Archeologists' work only begins with research and surveying a site. Through analysis archeologists search for meanings in the recovered artifacts to answer research questions. What do the artifacts reveal about social structure? Do the artifacts indicate which people may have used them and for what purposes? What do the artifacts reveal about how resources were obtained and used? Do artifacts indicate associations with religious or spiritual practices? How do artifacts relate to each other, physically and ideologically? Through such questions archeologists attempt to interpret what the artifacts meant to their original users.
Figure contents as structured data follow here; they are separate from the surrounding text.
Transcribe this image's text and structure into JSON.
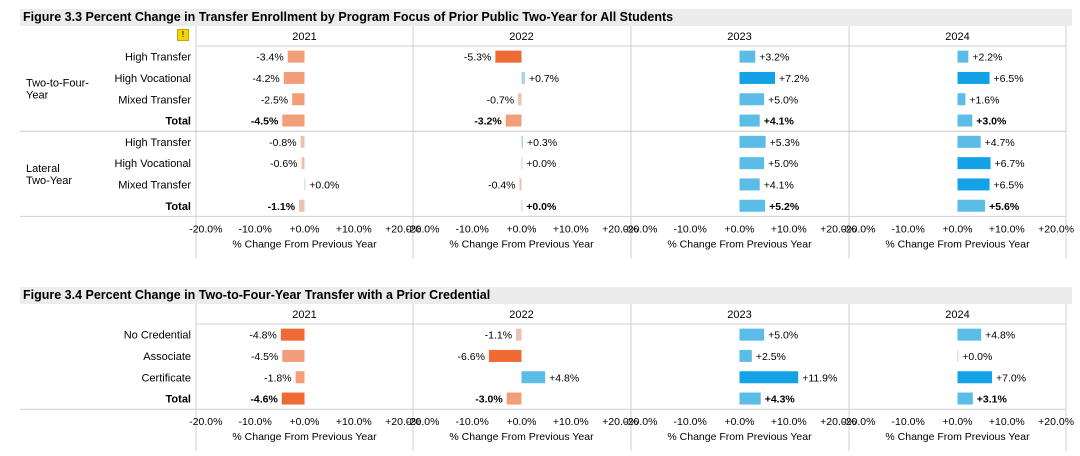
{
  "figures": [
    {
      "title": "Figure 3.3 Percent Change in Transfer Enrollment by Program Focus of Prior Public Two-Year for All Students",
      "info_icon": "info-icon",
      "chart_data": {
        "type": "bar",
        "orientation": "horizontal",
        "panels": [
          "2021",
          "2022",
          "2023",
          "2024"
        ],
        "groups": [
          {
            "label": "Two-to-Four-\nYear",
            "rows": [
              {
                "label": "High Transfer",
                "values": [
                  -3.4,
                  -5.3,
                  3.2,
                  2.2
                ]
              },
              {
                "label": "High Vocational",
                "values": [
                  -4.2,
                  0.7,
                  7.2,
                  6.5
                ]
              },
              {
                "label": "Mixed Transfer",
                "values": [
                  -2.5,
                  -0.7,
                  5.0,
                  1.6
                ]
              },
              {
                "label": "Total",
                "bold": true,
                "values": [
                  -4.5,
                  -3.2,
                  4.1,
                  3.0
                ]
              }
            ]
          },
          {
            "label": "Lateral\nTwo-Year",
            "rows": [
              {
                "label": "High Transfer",
                "values": [
                  -0.8,
                  0.3,
                  5.3,
                  4.7
                ]
              },
              {
                "label": "High Vocational",
                "values": [
                  -0.6,
                  0.0,
                  5.0,
                  6.7
                ]
              },
              {
                "label": "Mixed Transfer",
                "values": [
                  0.0,
                  -0.4,
                  4.1,
                  6.5
                ]
              },
              {
                "label": "Total",
                "bold": true,
                "values": [
                  -1.1,
                  0.0,
                  5.2,
                  5.6
                ]
              }
            ]
          }
        ],
        "xticks": [
          "-20.0%",
          "-10.0%",
          "+0.0%",
          "+10.0%",
          "+20.0%"
        ],
        "xlabel": "% Change From Previous Year",
        "xlim": [
          -22,
          22
        ],
        "colors": {
          "neg_strong": "#f06a35",
          "neg_mid": "#f29e78",
          "neg_light": "#e9c2b2",
          "pos_strong": "#12a2e5",
          "pos_mid": "#5cbce8",
          "pos_light": "#a7d2ea"
        }
      }
    },
    {
      "title": "Figure 3.4 Percent Change in Two-to-Four-Year Transfer with a Prior Credential",
      "chart_data": {
        "type": "bar",
        "orientation": "horizontal",
        "panels": [
          "2021",
          "2022",
          "2023",
          "2024"
        ],
        "groups": [
          {
            "label": "",
            "rows": [
              {
                "label": "No Credential",
                "values": [
                  -4.8,
                  -1.1,
                  5.0,
                  4.8
                ]
              },
              {
                "label": "Associate",
                "values": [
                  -4.5,
                  -6.6,
                  2.5,
                  0.0
                ]
              },
              {
                "label": "Certificate",
                "values": [
                  -1.8,
                  4.8,
                  11.9,
                  7.0
                ]
              },
              {
                "label": "Total",
                "bold": true,
                "values": [
                  -4.6,
                  -3.0,
                  4.3,
                  3.1
                ]
              }
            ]
          }
        ],
        "xticks": [
          "-20.0%",
          "-10.0%",
          "+0.0%",
          "+10.0%",
          "+20.0%"
        ],
        "xlabel": "% Change From Previous Year",
        "xlim": [
          -22,
          22
        ],
        "colors": {
          "neg_strong": "#f06a35",
          "neg_mid": "#f29e78",
          "neg_light": "#e9c2b2",
          "pos_strong": "#12a2e5",
          "pos_mid": "#5cbce8",
          "pos_light": "#a7d2ea"
        }
      }
    }
  ]
}
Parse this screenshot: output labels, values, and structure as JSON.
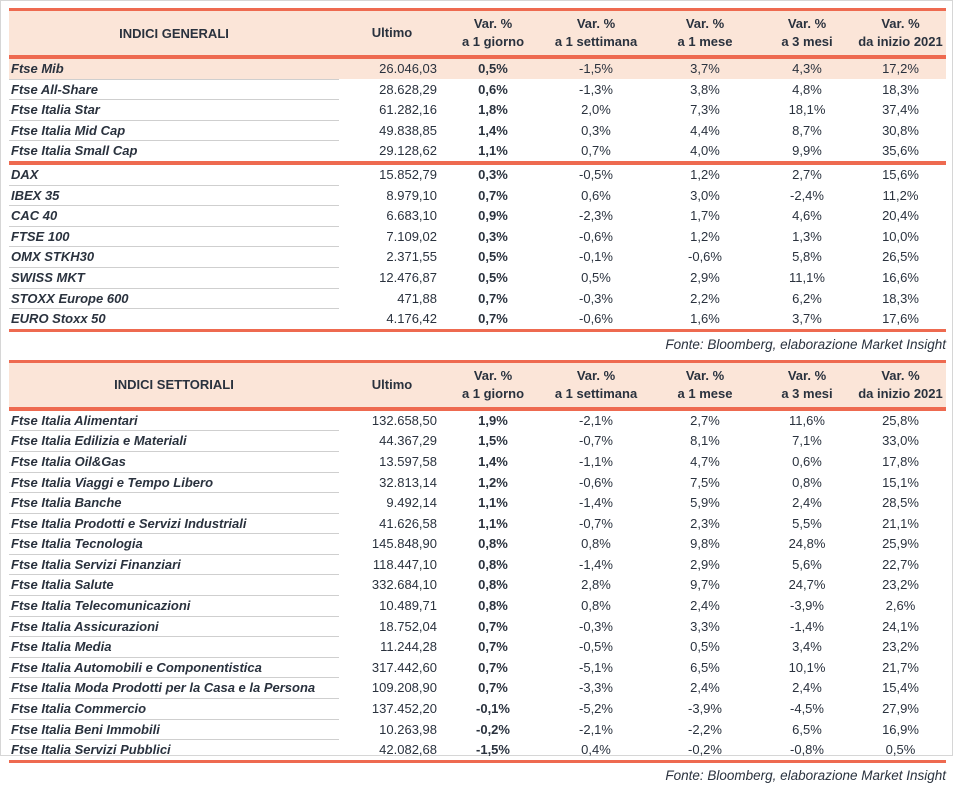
{
  "page": {
    "colors": {
      "accent": "#ee6a50",
      "header_bg": "#fbe5d8",
      "highlight_row_bg": "#fbe5d8",
      "text": "#2a323e",
      "row_separator": "#cfcfcf"
    }
  },
  "columns": [
    {
      "line1": "Ultimo",
      "line2": ""
    },
    {
      "line1": "Var. %",
      "line2": "a 1 giorno"
    },
    {
      "line1": "Var. %",
      "line2": "a 1 settimana"
    },
    {
      "line1": "Var. %",
      "line2": "a 1 mese"
    },
    {
      "line1": "Var. %",
      "line2": "a 3 mesi"
    },
    {
      "line1": "Var. %",
      "line2": "da inizio 2021"
    }
  ],
  "tables": [
    {
      "title": "INDICI GENERALI",
      "source": "Fonte: Bloomberg, elaborazione Market Insight",
      "groups": [
        {
          "rows": [
            {
              "name": "Ftse Mib",
              "ultimo": "26.046,03",
              "d1": "0,5%",
              "w1": "-1,5%",
              "m1": "3,7%",
              "m3": "4,3%",
              "ytd": "17,2%",
              "highlight": true
            },
            {
              "name": "Ftse All-Share",
              "ultimo": "28.628,29",
              "d1": "0,6%",
              "w1": "-1,3%",
              "m1": "3,8%",
              "m3": "4,8%",
              "ytd": "18,3%"
            },
            {
              "name": "Ftse Italia Star",
              "ultimo": "61.282,16",
              "d1": "1,8%",
              "w1": "2,0%",
              "m1": "7,3%",
              "m3": "18,1%",
              "ytd": "37,4%"
            },
            {
              "name": "Ftse Italia Mid Cap",
              "ultimo": "49.838,85",
              "d1": "1,4%",
              "w1": "0,3%",
              "m1": "4,4%",
              "m3": "8,7%",
              "ytd": "30,8%"
            },
            {
              "name": "Ftse Italia Small Cap",
              "ultimo": "29.128,62",
              "d1": "1,1%",
              "w1": "0,7%",
              "m1": "4,0%",
              "m3": "9,9%",
              "ytd": "35,6%"
            }
          ]
        },
        {
          "rows": [
            {
              "name": "DAX",
              "ultimo": "15.852,79",
              "d1": "0,3%",
              "w1": "-0,5%",
              "m1": "1,2%",
              "m3": "2,7%",
              "ytd": "15,6%"
            },
            {
              "name": "IBEX 35",
              "ultimo": "8.979,10",
              "d1": "0,7%",
              "w1": "0,6%",
              "m1": "3,0%",
              "m3": "-2,4%",
              "ytd": "11,2%"
            },
            {
              "name": "CAC 40",
              "ultimo": "6.683,10",
              "d1": "0,9%",
              "w1": "-2,3%",
              "m1": "1,7%",
              "m3": "4,6%",
              "ytd": "20,4%"
            },
            {
              "name": "FTSE 100",
              "ultimo": "7.109,02",
              "d1": "0,3%",
              "w1": "-0,6%",
              "m1": "1,2%",
              "m3": "1,3%",
              "ytd": "10,0%"
            },
            {
              "name": "OMX STKH30",
              "ultimo": "2.371,55",
              "d1": "0,5%",
              "w1": "-0,1%",
              "m1": "-0,6%",
              "m3": "5,8%",
              "ytd": "26,5%"
            },
            {
              "name": "SWISS MKT",
              "ultimo": "12.476,87",
              "d1": "0,5%",
              "w1": "0,5%",
              "m1": "2,9%",
              "m3": "11,1%",
              "ytd": "16,6%"
            },
            {
              "name": "STOXX Europe 600",
              "ultimo": "471,88",
              "d1": "0,7%",
              "w1": "-0,3%",
              "m1": "2,2%",
              "m3": "6,2%",
              "ytd": "18,3%"
            },
            {
              "name": "EURO Stoxx 50",
              "ultimo": "4.176,42",
              "d1": "0,7%",
              "w1": "-0,6%",
              "m1": "1,6%",
              "m3": "3,7%",
              "ytd": "17,6%"
            }
          ]
        }
      ]
    },
    {
      "title": "INDICI SETTORIALI",
      "source": "Fonte: Bloomberg, elaborazione Market Insight",
      "groups": [
        {
          "rows": [
            {
              "name": "Ftse Italia Alimentari",
              "ultimo": "132.658,50",
              "d1": "1,9%",
              "w1": "-2,1%",
              "m1": "2,7%",
              "m3": "11,6%",
              "ytd": "25,8%"
            },
            {
              "name": "Ftse Italia Edilizia e Materiali",
              "ultimo": "44.367,29",
              "d1": "1,5%",
              "w1": "-0,7%",
              "m1": "8,1%",
              "m3": "7,1%",
              "ytd": "33,0%"
            },
            {
              "name": "Ftse Italia Oil&Gas",
              "ultimo": "13.597,58",
              "d1": "1,4%",
              "w1": "-1,1%",
              "m1": "4,7%",
              "m3": "0,6%",
              "ytd": "17,8%"
            },
            {
              "name": "Ftse Italia Viaggi e Tempo Libero",
              "ultimo": "32.813,14",
              "d1": "1,2%",
              "w1": "-0,6%",
              "m1": "7,5%",
              "m3": "0,8%",
              "ytd": "15,1%"
            },
            {
              "name": "Ftse Italia Banche",
              "ultimo": "9.492,14",
              "d1": "1,1%",
              "w1": "-1,4%",
              "m1": "5,9%",
              "m3": "2,4%",
              "ytd": "28,5%"
            },
            {
              "name": "Ftse Italia Prodotti e Servizi Industriali",
              "ultimo": "41.626,58",
              "d1": "1,1%",
              "w1": "-0,7%",
              "m1": "2,3%",
              "m3": "5,5%",
              "ytd": "21,1%"
            },
            {
              "name": "Ftse Italia Tecnologia",
              "ultimo": "145.848,90",
              "d1": "0,8%",
              "w1": "0,8%",
              "m1": "9,8%",
              "m3": "24,8%",
              "ytd": "25,9%"
            },
            {
              "name": "Ftse Italia Servizi Finanziari",
              "ultimo": "118.447,10",
              "d1": "0,8%",
              "w1": "-1,4%",
              "m1": "2,9%",
              "m3": "5,6%",
              "ytd": "22,7%"
            },
            {
              "name": "Ftse Italia Salute",
              "ultimo": "332.684,10",
              "d1": "0,8%",
              "w1": "2,8%",
              "m1": "9,7%",
              "m3": "24,7%",
              "ytd": "23,2%"
            },
            {
              "name": "Ftse Italia Telecomunicazioni",
              "ultimo": "10.489,71",
              "d1": "0,8%",
              "w1": "0,8%",
              "m1": "2,4%",
              "m3": "-3,9%",
              "ytd": "2,6%"
            },
            {
              "name": "Ftse Italia Assicurazioni",
              "ultimo": "18.752,04",
              "d1": "0,7%",
              "w1": "-0,3%",
              "m1": "3,3%",
              "m3": "-1,4%",
              "ytd": "24,1%"
            },
            {
              "name": "Ftse Italia Media",
              "ultimo": "11.244,28",
              "d1": "0,7%",
              "w1": "-0,5%",
              "m1": "0,5%",
              "m3": "3,4%",
              "ytd": "23,2%"
            },
            {
              "name": "Ftse Italia Automobili e Componentistica",
              "ultimo": "317.442,60",
              "d1": "0,7%",
              "w1": "-5,1%",
              "m1": "6,5%",
              "m3": "10,1%",
              "ytd": "21,7%"
            },
            {
              "name": "Ftse Italia Moda Prodotti per la Casa e la Persona",
              "ultimo": "109.208,90",
              "d1": "0,7%",
              "w1": "-3,3%",
              "m1": "2,4%",
              "m3": "2,4%",
              "ytd": "15,4%"
            },
            {
              "name": "Ftse Italia Commercio",
              "ultimo": "137.452,20",
              "d1": "-0,1%",
              "w1": "-5,2%",
              "m1": "-3,9%",
              "m3": "-4,5%",
              "ytd": "27,9%"
            },
            {
              "name": "Ftse Italia Beni Immobili",
              "ultimo": "10.263,98",
              "d1": "-0,2%",
              "w1": "-2,1%",
              "m1": "-2,2%",
              "m3": "6,5%",
              "ytd": "16,9%"
            },
            {
              "name": "Ftse Italia Servizi Pubblici",
              "ultimo": "42.082,68",
              "d1": "-1,5%",
              "w1": "0,4%",
              "m1": "-0,2%",
              "m3": "-0,8%",
              "ytd": "0,5%"
            }
          ]
        }
      ]
    }
  ]
}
Many archeological presentations display artifacts without giving them meaning. Exhibit cases lined with poorly or unlabeled artifacts cannot convey any depth of information about how past people made, used, and discarded the artifacts. Similarly, an interpretive program that fails to present an artifact's social context-that is, to interpret it's technical production and use, its value to the people who used it, and perhaps how and if the artifact symbolized those peoples' ideology-only presents the minimal amount of information to the public without eliciting intellectual and emotional responses. Public interpretations that include archeology are most successful in making these emotional and intellectual connections between visitors and resources if they convey the broad context within which archeologists construct their understandings of the past. Interpretations that use artifacts from the past as a bridge to the present will better engage the visitor in historical and contemporary issues . Archeologists and interpreters can work together to go beyond mere description when interpreting archeological resources for the public. Consider questions such as: - How is accurate
and useful information provided to the public?